Still, I was deeply affected and deeply shaken by this book, more than any other book of Kazantazakis that I have read. Reading it was a 'passion' in itself. I had to reach the same depths, and I felt some of the anguish of St. Francis, as presented by Kazantakis. A lst remark. Do not compare the book with a biography. St. Francis is a tragic hero, an embodiment of mans religious passions, an example of faith.
Grim Dec 16, 2003
I have read a lot of books on St. Francis of Assisi, and viewed several films. Kazantzakis presents a "fictional re-creation" St. Francis as an aescetic who travels a journey that few of us would want to take. An aescetic with a disgust for anything having to do with "the flesh" Francis suffers throughout most of the novel from malnutrition, dehydration, and a collection of maladies brought on by the neglect and abuse of his own body, the "temple of the Holy Spirit." This form of mortification of the body has thankfully been abandoned, but was considered a path to salvation coming out of the Dark Ages.
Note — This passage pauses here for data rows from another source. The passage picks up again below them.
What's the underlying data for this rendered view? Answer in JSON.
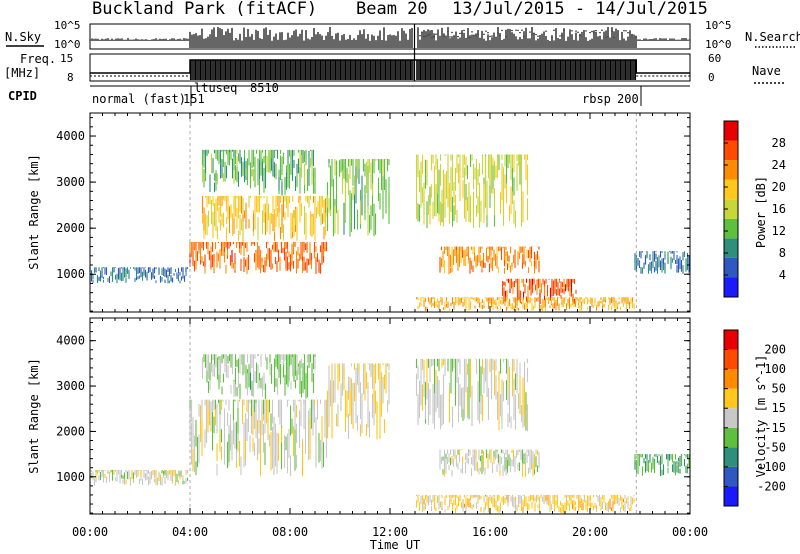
{
  "header": {
    "radar": "Buckland Park (fitACF)",
    "beam": "Beam 20",
    "date_range": "13/Jul/2015 - 14/Jul/2015"
  },
  "summary_panels": {
    "nsky_label": "N.Sky",
    "nsky_ticks": [
      "10^5",
      "10^0"
    ],
    "nsearch_label": "N.Search",
    "nsearch_ticks": [
      "10^5",
      "10^0"
    ],
    "freq_label_1": "Freq.",
    "freq_label_2": "[MHz]",
    "freq_ticks": [
      "15",
      "8"
    ],
    "nave_label": "Nave",
    "nave_ticks": [
      "60",
      "0"
    ],
    "cpid_label": "CPID",
    "cpid_segments": [
      "normal (fast)",
      "151",
      "ltuseq",
      "8510",
      "rbsp",
      "200"
    ]
  },
  "chart_data": [
    {
      "type": "heatmap",
      "name": "Power",
      "xlabel": "Time UT",
      "ylabel": "Slant Range [km]",
      "xlim_hours": [
        0,
        24
      ],
      "ylim_km": [
        180,
        4500
      ],
      "x_ticks": [
        "00:00",
        "04:00",
        "08:00",
        "12:00",
        "16:00",
        "20:00",
        "00:00"
      ],
      "y_ticks": [
        "1000",
        "2000",
        "3000",
        "4000"
      ],
      "colorbar_label": "Power [dB]",
      "colorbar_ticks": [
        "28",
        "24",
        "20",
        "16",
        "12",
        "8",
        "4"
      ],
      "colorscale": [
        "#1a1aff",
        "#2f58c0",
        "#2f8f7a",
        "#5fbf3f",
        "#c8d63a",
        "#ffc81e",
        "#ff8c00",
        "#ff4a00",
        "#e60000"
      ],
      "value_range": [
        0,
        30
      ],
      "data_gap_hours": [
        12.95,
        13.05
      ],
      "regions": [
        {
          "t": [
            0.0,
            3.95
          ],
          "r": [
            800,
            1150
          ],
          "value": 7
        },
        {
          "t": [
            4.0,
            9.5
          ],
          "r": [
            1000,
            1700
          ],
          "value": 24
        },
        {
          "t": [
            4.5,
            9.5
          ],
          "r": [
            1700,
            2700
          ],
          "value": 18
        },
        {
          "t": [
            4.5,
            9.0
          ],
          "r": [
            2700,
            3700
          ],
          "value": 11
        },
        {
          "t": [
            9.5,
            12.0
          ],
          "r": [
            1800,
            3500
          ],
          "value": 12
        },
        {
          "t": [
            13.0,
            17.5
          ],
          "r": [
            2000,
            3600
          ],
          "value": 15
        },
        {
          "t": [
            14.0,
            18.0
          ],
          "r": [
            1000,
            1600
          ],
          "value": 22
        },
        {
          "t": [
            16.5,
            19.5
          ],
          "r": [
            350,
            900
          ],
          "value": 25
        },
        {
          "t": [
            13.0,
            21.8
          ],
          "r": [
            200,
            500
          ],
          "value": 20
        },
        {
          "t": [
            21.8,
            24.0
          ],
          "r": [
            1000,
            1500
          ],
          "value": 7
        }
      ]
    },
    {
      "type": "heatmap",
      "name": "Velocity",
      "xlabel": "Time UT",
      "ylabel": "Slant Range [km]",
      "xlim_hours": [
        0,
        24
      ],
      "ylim_km": [
        180,
        4500
      ],
      "x_ticks": [
        "00:00",
        "04:00",
        "08:00",
        "12:00",
        "16:00",
        "20:00",
        "00:00"
      ],
      "y_ticks": [
        "1000",
        "2000",
        "3000",
        "4000"
      ],
      "colorbar_label": "Velocity [m s^-1]",
      "colorbar_ticks": [
        "200",
        "100",
        "50",
        "15",
        "-15",
        "-50",
        "-100",
        "-200"
      ],
      "colorscale": [
        "#1a1aff",
        "#2f58c0",
        "#2f8f7a",
        "#5fbf3f",
        "#c8c8c8",
        "#ffc81e",
        "#ff8c00",
        "#ff4a00",
        "#e60000"
      ],
      "value_range": [
        -250,
        250
      ],
      "data_gap_hours": [
        12.95,
        13.05
      ],
      "regions": [
        {
          "t": [
            0.0,
            3.95
          ],
          "r": [
            800,
            1150
          ],
          "value": 0
        },
        {
          "t": [
            4.0,
            9.5
          ],
          "r": [
            1000,
            2700
          ],
          "value": 0
        },
        {
          "t": [
            4.5,
            9.0
          ],
          "r": [
            2700,
            3700
          ],
          "value": -40
        },
        {
          "t": [
            9.5,
            12.0
          ],
          "r": [
            1800,
            3500
          ],
          "value": 30
        },
        {
          "t": [
            13.0,
            17.5
          ],
          "r": [
            2000,
            3600
          ],
          "value": 0
        },
        {
          "t": [
            14.0,
            18.0
          ],
          "r": [
            1000,
            1600
          ],
          "value": 0
        },
        {
          "t": [
            13.0,
            21.8
          ],
          "r": [
            200,
            600
          ],
          "value": 45
        },
        {
          "t": [
            21.8,
            24.0
          ],
          "r": [
            1000,
            1500
          ],
          "value": -80
        }
      ]
    }
  ]
}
His fear/avoidance and mysognistic view of women was unfortunate, and I think this perhaps was a bit overblown and not well researched by Kazantzakis, for I have not found this pathological view in any other writings about St. Francis. For a deeper understanding of St. Francis of Assisi, and the wide attraction of this most famous saint, please read G.K. Chesterton's biography of St. Francis. Don't get me wrong, I admire and love St. Francis and the revolution he began in Christianity, but I disliked his portrayal by Kazantzakis.
Being with St. Francis Apr 3, 2002
I read this book a year ago while on Spring break with my husband and two little daughters. It completely took me away and put me on a higher spiritual level that lasted a long time. Kazantzakis somehow captured the essence of what St. Francis was all about...St. Francis was a man who truly tried to do what Jesus said to do, sell everything you have, give it to the poor, pick up His cross daily and follow Him. The feeling I get when I read the book was one of actually being with St. Francis and understanding why so many followed him and liked him. I am in the middle of reading it again (another Spring break!), and I see why I loved it so much the first time. It's a great novel, even if you aren't a Christian, because the characters and the writing are so good, but being a Christian adds a spiritual level that makes me want to read this book over and over, even though I think I am so far from where St. Francis was! It makes one think about what Jesus really said and what it would be like to TRULY do what He said! I highly recommend it.